Между тем среди жужжания народа, на двор собравшегося, послышались шум колес, удары бича и ржание лошадей. Со всех сторон катились, неслись и ползли берлины, одноколки, колымаги, скакали верховые; все дороги заклубились от пыли, а на перекрестке стояла целая туча, как на батарее во время сражения. Все спешило, будто по пути жизни мчались ко двору фортуны ее искатели.
Иные, заключая свое честолюбие в том, чтоб быть впереди, кричали с нетерпением своим кучерам:
– Форвертс! форвертс! [Вперед! вперед! – от нем. Vorwarts].
Другие, боясь излишнею ретивостью сломить себе в суматохе шею, приказывали отставать; третьи, равняясь друг с другом, менялись приветствиями, проклинали тесноту, пыль и жар и, может быть, в сердце посылали друг друга к черту; конные, объезжая стороной экипажных, едва не выговаривали: хлопочите, а мы все-таки будем впереди. У ворот замка сделалась настоящая суматоха; к крикам, на разные напевы, господ и госпож разного возраста присоединялась брань кучеров. На дворе все пришло в чинный порядок: между толпы крестьян и столов, устроенных для угощения их, оставлена была Шнурбаухом дорога, и по ней-то экипажи тянулись к террасе цепью, один за другим. На случай, где надобно было распоряжать кучерами и скотами, амтман был человек дорогой. Секретарь, на нынешний день маршал баронессина двора, с треугольною шляпою под мышкою, со шпагою у боку, с улыбкою и приветствиями на устах, встречал гостей в первых комнатах. Сама баронесса принимала их в гостиной, в которой сияли, как зеркала, и заменяли их штучные стены и колонны из разного дерева, исправно натертые маслом и воском. Она сидела в пышных креслах, с дивною резьбою, обитых малиновым бархатом; кому кивала, для иного едва привставала, для другого совсем становилась на ноги и делала шаг, два и более вперед, смотря по важности входившего лица. И на прием она имела свою дипломатию! Если бы кто из нашего века перенесся в это собрание, то подумал бы, что находится в маскераде или в старинной портретной галерее. Большая часть мужчин были настоящие маркизы Лудовика XIV, в которых преобразилась тогда едва ли не вся Европа! Среди щеголей, одетых по последней моде, были приезжие из Риги, не стыдившиеся явиться в наряде XVII столетия. Круглая шляпа с перьями, распущенные по плечам волосы, тонкий ус и оставленный на конце бороды клочок волос; воротник рубашки, отвороченный до груди, и между ним две золотые кисточки; полукафтанье, наподобие черкесского чекменя, из черного атласа, который тянули вниз шары свинцовые, вделанные кругом полы в шелковой бахроме; белая шитая перевязь, падающая с правого плеча по левую сторону; сапоги с черными бантами на головах и с раструбами из широких кружев, туго накрахмаленных, в которых икры казались вделанными в огромные чаши: весь этот наряд, и в тогдашнее время, заставлял на себя оглянуться с невольной улыбкой. Так обычаи и даже нравы уступают всемогущему влиянию времени! Отстающие от него кажутся уродливыми.

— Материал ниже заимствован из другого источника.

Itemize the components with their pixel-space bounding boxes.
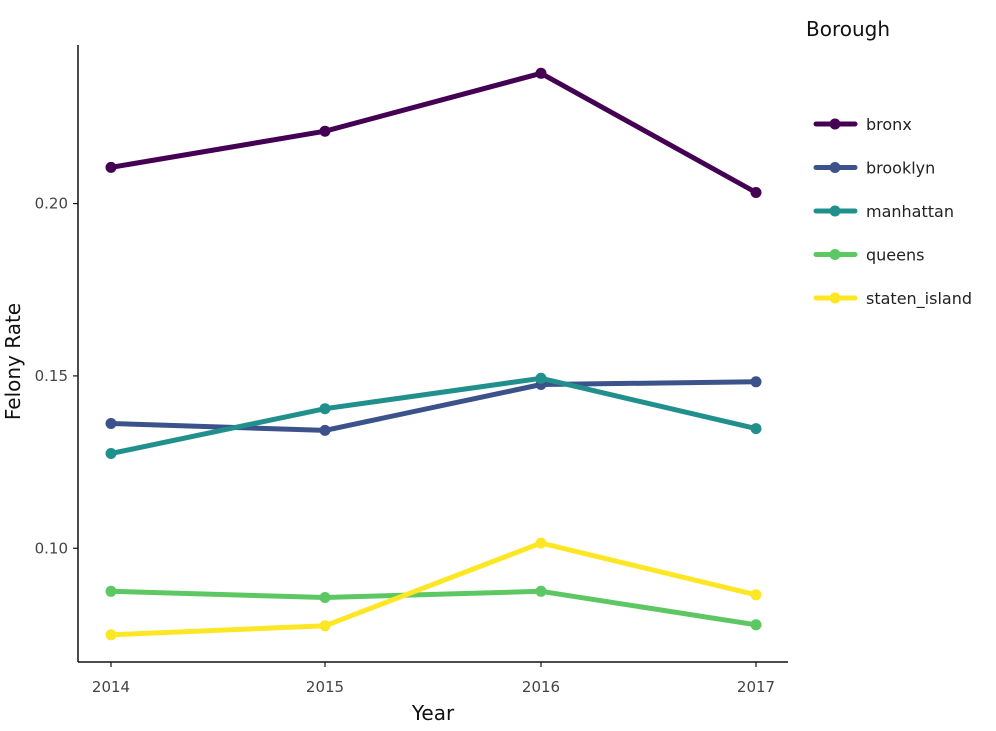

Несмотря на то, что тогдашняя одежда женщин не красила их, хорошенькие все оставались хорошенькими. Таково могущество красоты, что, наряди ее хоть с рожками и в рогожку, она все-таки будет прельщать. Лифляндия – цветник пригожих женщин, и потому на праздник у баронессы собрались их вереницы; но всех прекраснее была Катерина Рабе, всех милее Луиза Зегевольд.
С пренебрежением смотрели на бедную воспитанницу пастора Глика приезжие гостьи, твердо выучившие от маменек свою родословную; непригожие из них отличались особенною к ней неприязнию.
– Что за охота Луизе привязаться к этой кукле? – говорила одна, золотовласая, как Церера, и с лицом, испещренным веснушками, будто обрызганным грязью.
– Нельзя взять ее за руку, чтобы не появилась с другой стороны ее Кете: ну посуди, милая, прилично ли мне служить pendant [под стать – фр.] девчонке, бог знает, какого рода и звания.
– То ли дело флейлейн фон Голнгаузен! – говорила другая, пришепетывая. – Умеет делжать себя, как должно! Видела ли ты, каким холодным взглядом обдала она маллиенбулгскую гостью, когда эта хотела к ней плиласкаться?
– Прекрасно отпотчевала! – прибавила третья, мигавшая беспрестанно одним глазом и немного кособокая. – Заметила ли ты, какие у ней дурные манеры?
– Где же было ей научиться порядочным! – перебила золотовласая Церера. – Разве у пастора Даута, когда она нянчила детей его.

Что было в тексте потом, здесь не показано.